Artificial ruptures of membranes known as amniocentesis has also been associated with amniotic fluid embolism. Others include caesarian section, instrumental delivery like using vacuum extractor or obstetric forceps to bring out the baby if the baby or mother is in distress; which on their own are risk factors. One thing that is common above these factors listed is that they are associated with trauma to the birth canal. They are normal standard operating procedures. Other associated risk factors include excessive amniotic fluid known as POLYHDRAMNIOUS; tear in the cervix or uterus, low lying placenta known as PLANCENTA PRAEVIA, premature separation of the placenta from its bed, known as ABRUPTIO and pregnancy induced hypertension with ECLAMPSIA. You may want ask, what is then left?

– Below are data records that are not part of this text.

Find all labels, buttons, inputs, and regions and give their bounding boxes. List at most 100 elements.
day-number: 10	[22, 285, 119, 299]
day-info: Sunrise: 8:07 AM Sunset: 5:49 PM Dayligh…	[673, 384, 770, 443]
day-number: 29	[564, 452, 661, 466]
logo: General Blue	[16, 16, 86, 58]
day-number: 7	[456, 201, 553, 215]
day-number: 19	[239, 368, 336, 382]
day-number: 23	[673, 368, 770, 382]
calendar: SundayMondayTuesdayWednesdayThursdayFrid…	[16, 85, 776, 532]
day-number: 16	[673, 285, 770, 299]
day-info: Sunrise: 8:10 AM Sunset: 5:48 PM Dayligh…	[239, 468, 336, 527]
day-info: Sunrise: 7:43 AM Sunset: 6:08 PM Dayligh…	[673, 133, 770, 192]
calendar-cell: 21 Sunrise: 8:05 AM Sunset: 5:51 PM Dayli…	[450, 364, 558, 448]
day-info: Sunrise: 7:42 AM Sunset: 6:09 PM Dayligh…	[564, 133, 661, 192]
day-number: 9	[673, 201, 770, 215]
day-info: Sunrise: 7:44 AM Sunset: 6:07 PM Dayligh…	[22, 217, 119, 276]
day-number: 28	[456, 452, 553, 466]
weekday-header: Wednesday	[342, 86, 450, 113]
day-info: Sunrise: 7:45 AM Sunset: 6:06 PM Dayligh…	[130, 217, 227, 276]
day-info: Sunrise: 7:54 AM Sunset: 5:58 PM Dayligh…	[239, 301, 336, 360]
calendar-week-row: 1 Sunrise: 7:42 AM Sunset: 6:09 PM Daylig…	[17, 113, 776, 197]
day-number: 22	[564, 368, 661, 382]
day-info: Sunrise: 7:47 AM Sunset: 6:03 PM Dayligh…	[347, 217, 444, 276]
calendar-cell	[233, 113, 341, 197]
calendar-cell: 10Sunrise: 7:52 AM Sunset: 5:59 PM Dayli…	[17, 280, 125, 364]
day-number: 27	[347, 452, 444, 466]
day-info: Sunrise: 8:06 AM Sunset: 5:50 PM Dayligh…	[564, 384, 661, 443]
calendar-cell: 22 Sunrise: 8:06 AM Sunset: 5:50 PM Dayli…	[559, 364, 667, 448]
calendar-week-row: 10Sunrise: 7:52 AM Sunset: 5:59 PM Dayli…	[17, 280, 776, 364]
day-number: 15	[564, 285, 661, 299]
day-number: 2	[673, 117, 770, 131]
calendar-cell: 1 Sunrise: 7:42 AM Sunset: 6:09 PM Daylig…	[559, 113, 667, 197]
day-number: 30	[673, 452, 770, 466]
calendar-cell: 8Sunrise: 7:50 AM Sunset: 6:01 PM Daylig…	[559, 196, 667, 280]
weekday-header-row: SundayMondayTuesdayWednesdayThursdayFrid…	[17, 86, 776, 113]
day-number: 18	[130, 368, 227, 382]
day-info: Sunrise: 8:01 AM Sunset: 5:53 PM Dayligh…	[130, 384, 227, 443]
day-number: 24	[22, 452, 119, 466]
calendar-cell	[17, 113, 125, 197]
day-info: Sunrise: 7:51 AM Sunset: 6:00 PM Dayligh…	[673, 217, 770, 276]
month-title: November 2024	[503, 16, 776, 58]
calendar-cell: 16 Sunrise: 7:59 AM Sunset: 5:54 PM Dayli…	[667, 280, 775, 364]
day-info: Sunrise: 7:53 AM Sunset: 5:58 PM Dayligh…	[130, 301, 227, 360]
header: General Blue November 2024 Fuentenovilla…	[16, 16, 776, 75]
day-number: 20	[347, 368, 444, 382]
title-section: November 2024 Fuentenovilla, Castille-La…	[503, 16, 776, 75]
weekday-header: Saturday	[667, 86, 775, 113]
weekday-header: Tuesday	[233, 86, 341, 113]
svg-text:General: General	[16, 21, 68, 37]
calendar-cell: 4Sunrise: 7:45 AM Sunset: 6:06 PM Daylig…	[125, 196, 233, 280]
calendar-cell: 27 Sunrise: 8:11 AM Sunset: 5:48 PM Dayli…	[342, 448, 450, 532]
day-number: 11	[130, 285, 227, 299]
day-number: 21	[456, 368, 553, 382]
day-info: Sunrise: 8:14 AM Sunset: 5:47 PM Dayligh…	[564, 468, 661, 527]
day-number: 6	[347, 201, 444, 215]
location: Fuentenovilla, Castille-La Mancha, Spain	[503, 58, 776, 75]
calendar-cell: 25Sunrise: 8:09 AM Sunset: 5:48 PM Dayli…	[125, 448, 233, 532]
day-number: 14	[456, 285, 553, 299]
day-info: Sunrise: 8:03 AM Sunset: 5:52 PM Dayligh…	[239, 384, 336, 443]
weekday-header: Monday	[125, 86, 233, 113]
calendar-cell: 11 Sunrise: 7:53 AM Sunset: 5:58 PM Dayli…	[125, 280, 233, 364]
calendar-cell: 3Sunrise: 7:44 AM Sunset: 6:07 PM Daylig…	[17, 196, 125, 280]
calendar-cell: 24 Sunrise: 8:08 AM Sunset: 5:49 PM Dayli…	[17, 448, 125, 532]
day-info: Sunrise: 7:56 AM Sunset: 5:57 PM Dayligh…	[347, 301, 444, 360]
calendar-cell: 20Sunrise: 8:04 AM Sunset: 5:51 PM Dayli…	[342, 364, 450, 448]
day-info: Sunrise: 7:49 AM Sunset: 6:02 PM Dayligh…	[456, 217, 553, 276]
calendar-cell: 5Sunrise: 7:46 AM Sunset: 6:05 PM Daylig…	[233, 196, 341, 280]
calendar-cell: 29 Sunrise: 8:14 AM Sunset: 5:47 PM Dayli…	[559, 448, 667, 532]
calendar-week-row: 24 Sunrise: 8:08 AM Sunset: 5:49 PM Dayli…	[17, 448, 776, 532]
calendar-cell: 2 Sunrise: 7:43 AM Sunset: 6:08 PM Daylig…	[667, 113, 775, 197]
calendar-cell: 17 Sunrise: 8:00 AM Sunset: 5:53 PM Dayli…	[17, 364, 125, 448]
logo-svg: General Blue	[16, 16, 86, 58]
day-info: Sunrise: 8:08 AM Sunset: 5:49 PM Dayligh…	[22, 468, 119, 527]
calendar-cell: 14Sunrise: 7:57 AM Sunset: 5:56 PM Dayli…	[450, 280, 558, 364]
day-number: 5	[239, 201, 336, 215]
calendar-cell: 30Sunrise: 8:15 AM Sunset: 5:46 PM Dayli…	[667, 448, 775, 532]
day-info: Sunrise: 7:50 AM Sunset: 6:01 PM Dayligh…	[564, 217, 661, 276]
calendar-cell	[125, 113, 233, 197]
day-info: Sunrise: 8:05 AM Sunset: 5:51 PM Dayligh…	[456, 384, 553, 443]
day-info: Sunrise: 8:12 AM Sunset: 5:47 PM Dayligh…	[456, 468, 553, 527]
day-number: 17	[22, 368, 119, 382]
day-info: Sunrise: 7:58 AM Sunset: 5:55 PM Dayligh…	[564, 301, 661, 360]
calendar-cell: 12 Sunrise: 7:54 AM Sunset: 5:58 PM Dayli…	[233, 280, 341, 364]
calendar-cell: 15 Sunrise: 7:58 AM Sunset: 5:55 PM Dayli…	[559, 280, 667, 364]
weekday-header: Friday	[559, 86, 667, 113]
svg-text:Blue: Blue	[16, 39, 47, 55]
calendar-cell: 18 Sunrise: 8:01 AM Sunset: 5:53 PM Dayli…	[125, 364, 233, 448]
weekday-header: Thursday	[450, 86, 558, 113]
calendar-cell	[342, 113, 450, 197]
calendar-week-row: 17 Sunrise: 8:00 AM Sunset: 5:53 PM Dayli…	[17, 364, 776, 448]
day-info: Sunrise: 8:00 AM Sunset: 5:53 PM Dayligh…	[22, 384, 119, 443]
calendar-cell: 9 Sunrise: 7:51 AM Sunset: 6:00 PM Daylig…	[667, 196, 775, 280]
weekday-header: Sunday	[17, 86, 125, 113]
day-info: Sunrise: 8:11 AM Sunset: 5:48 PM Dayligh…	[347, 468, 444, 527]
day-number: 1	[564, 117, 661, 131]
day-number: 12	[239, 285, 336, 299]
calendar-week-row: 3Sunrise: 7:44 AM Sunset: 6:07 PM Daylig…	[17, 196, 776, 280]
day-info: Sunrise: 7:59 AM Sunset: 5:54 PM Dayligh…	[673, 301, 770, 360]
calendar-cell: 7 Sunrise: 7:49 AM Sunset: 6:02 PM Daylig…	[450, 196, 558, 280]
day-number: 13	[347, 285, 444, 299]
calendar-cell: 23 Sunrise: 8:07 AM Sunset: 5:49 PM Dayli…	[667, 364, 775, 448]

The frustrating thing is that there is no way of predicting during antenatal period the likelihood of your patient developing amniotic fluid embolism. There is no biological and chemical marker for the condition. Perchance, a very high index of suspicion especially when a woman is in labor might be of help.
The only intervention known so far in case of amniotic fluid embolism is an emergency caesarean section to at least salvage or better put save a lifer. In our environment where prayers had to be said first and consent for surgery reluctant to give, this could be very frustrating and the outcome very distressing.